Discuss whether such protections may be justified. (13)
Such protection may be practiced through tariffs, import quota, exchange control, embargoes (physical control) or subsidies to domestic industries. The motive behind is to limit free trade and its drawbacks such as undesirable foreign competition, over-specialisation and adverse balance of payment. However, free trade should be practiced in the long run so as to promote efficient utilization of scare resources.
International trade exposes home industries to foreign competition. Infant industries, being in the early stage of their development, are unable to compete with established foreign industries in the international market which are operating at much lower costs. This is especially so for developing countries such as Vietnam, Indonesia and even India where the fashion industry is unable to compete with the much sought-after dressing and fashion from developed countries such as U.S.A, and thus do not produce high-end fashion products. Other examples are high-value products which involve sophisticated production. Therefore, it is necessary to protect the infant industries as they have the potential to reap large economies of scale. Developing countries like China now reap economies of scale for producing many of the high-end fashion products like Adidas and Louis Vuitton.
However, protection of local infant industries should only be a temporary measure. It should be stopped when infant industries are large enough to enjoy cost-savings from large-scale protection and thus be competitive against their foreign rivals. Unfortunately, most industries come to rely as much on the protection that a tariff, once imposed, is not easily removed or never withdrawn. This has undesirable effects such as low-quality goods, high prices and limited variety of goods. In short, countries cannot reap the benefit of free trade. This will have a even disastrous effects on world economy as it wastes scarce resources and cultivate inefficiency, on the large scale. Thus protection should not be indiscriminately given to local industries for long term.
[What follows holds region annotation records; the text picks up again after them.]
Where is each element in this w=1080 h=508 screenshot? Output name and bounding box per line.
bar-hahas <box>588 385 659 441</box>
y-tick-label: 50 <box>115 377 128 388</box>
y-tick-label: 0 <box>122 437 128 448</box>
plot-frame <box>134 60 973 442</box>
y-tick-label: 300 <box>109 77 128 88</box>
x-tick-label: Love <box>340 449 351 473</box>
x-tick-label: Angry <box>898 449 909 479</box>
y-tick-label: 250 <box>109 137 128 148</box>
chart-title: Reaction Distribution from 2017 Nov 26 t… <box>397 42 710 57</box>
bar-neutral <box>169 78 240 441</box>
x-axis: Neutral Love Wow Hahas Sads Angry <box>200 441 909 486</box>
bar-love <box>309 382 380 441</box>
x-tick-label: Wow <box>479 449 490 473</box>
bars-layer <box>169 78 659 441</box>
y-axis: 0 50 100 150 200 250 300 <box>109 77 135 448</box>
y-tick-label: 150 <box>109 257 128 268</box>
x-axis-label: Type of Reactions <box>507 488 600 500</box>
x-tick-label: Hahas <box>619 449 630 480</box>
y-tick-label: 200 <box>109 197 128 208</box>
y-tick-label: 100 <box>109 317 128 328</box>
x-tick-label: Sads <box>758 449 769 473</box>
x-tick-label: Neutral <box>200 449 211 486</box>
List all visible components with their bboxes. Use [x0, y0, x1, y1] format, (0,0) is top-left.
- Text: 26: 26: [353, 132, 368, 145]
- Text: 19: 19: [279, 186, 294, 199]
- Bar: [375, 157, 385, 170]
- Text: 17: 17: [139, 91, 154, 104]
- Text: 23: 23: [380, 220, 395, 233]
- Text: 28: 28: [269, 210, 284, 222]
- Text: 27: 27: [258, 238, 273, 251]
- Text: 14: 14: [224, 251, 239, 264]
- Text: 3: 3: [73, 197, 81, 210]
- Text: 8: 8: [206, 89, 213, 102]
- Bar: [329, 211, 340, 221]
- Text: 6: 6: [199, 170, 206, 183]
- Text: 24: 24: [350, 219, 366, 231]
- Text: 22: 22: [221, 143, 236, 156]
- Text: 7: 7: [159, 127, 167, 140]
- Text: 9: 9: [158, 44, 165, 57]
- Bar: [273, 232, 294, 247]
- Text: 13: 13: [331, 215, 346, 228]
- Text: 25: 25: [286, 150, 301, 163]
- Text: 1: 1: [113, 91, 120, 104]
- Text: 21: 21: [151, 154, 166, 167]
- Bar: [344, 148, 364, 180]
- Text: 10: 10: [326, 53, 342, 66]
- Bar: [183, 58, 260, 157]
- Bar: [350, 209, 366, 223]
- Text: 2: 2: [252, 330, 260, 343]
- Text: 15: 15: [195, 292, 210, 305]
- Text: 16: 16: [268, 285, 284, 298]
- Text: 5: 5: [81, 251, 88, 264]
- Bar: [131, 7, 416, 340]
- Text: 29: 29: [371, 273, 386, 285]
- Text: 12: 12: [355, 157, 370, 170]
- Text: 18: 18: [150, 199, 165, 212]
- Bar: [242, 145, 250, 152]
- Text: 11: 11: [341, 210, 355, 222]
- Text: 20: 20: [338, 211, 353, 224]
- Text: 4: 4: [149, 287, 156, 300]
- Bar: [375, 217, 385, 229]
Furthermore, foreign companies may compete unfairly by getting rid of excess production by selling at very low prices, often below cost. This practice is known as dumping. If allowed, the cheaper imports will outsell the local goods. There will be a decrease in demand for local goods and local firms will have to close down. This leads to widespread unemployment. Europe over-produced its agricultural products and has to sell it below cost price in the international market, with the sole aim to get rid of its surplus and prevent further losses. Agricultural industries in developing will suffer if it is unable to compete by lowering its selling price through cost of production. This is especially difficult for infant firms which have yet to achieve economies of scale. This further worsens the prospect of agricultural industries in developing countries as it is already plagued with problems like poor technology and low-skilled labour.
However, by preventing dumping, inflation may occur when import duties such as tariff raise the prices of imported raw materials which will raise the prices of local products using these resources. Consequently, consumers will suffer because they will face higher prices.
Protection may be justified to maintain domestic employment and safeguard the interests of workers. When there is general depression in world trade, countries tend to place restrictions on imports in order to ensure that income is spent on home-produced goods, thus maintaining the level of employment in the home industries. Slowdown in the US economy due to global financial crisis and sub-prime fallout led to general pessimism in the world economy. Cost of a French or German car exported to Britain has increased, brought about by protectionism policies implemented by Britain. The government wishes to boost sales of domestic car industries and thus calm the emotions or rioters, fearful of losing their jobs.
However, this encourages inefficiency in home industries because they are producing goods in which they have no comparative advantage, and which can be imported more cheaply from their trading partners. By restricting imports from low-wage countries, demand for these imports will fall and this will drive wages in those countries even lower. Hence, by protecting their industries and employment, countries are merely passing their problems on to their trading partners who in turn, may retaliate, thus leading to an all round contraction in world trade.
Protection is justified so as to aid diversification of industries. Over-dependence on other countries for essential products for national survival such as strategic materials, food and weapons, makes a country especially vulnerable. Therefore, even a small country like Singapore devotes much resource on developing war craft technology through research and development, so as to safeguard its independence.
However, this works against the whole principle of comparative advantage and will lead to higher costs of production, misallocation of resources and decline in world output and trade.
Lastly, protection may be justified to correct an adverse balance of payments. When a balance of payments deficit is caused by excessive import expenditure over export revenue, then import expenditure has to be substantially reduced by tariffs, import quotas, etc, while exports need to be subsidized. Otherwise, the country foreign reserves may be depleted and the country will develop an external debt. An external debt, with accumulated interest lays claim on future generations. This problem is predominant in U.S where its trade deficit amounted to more than billions of US dollars and is known to be “living beyond their means”.
However, the policy of reducing imports is often referred to as a “beggar-thy-neighbor” policy, for the country solves its own problem by passing them on to others. Furthermore, the effectiveness of such policy depends on the price elasticity of demand and supply of the imported goods, If the demand for the imports is price inelastic, the balance of payments problem may not be corrected by increasing the prices of these imports.
As illustrated above are the arguments for and against protectionism.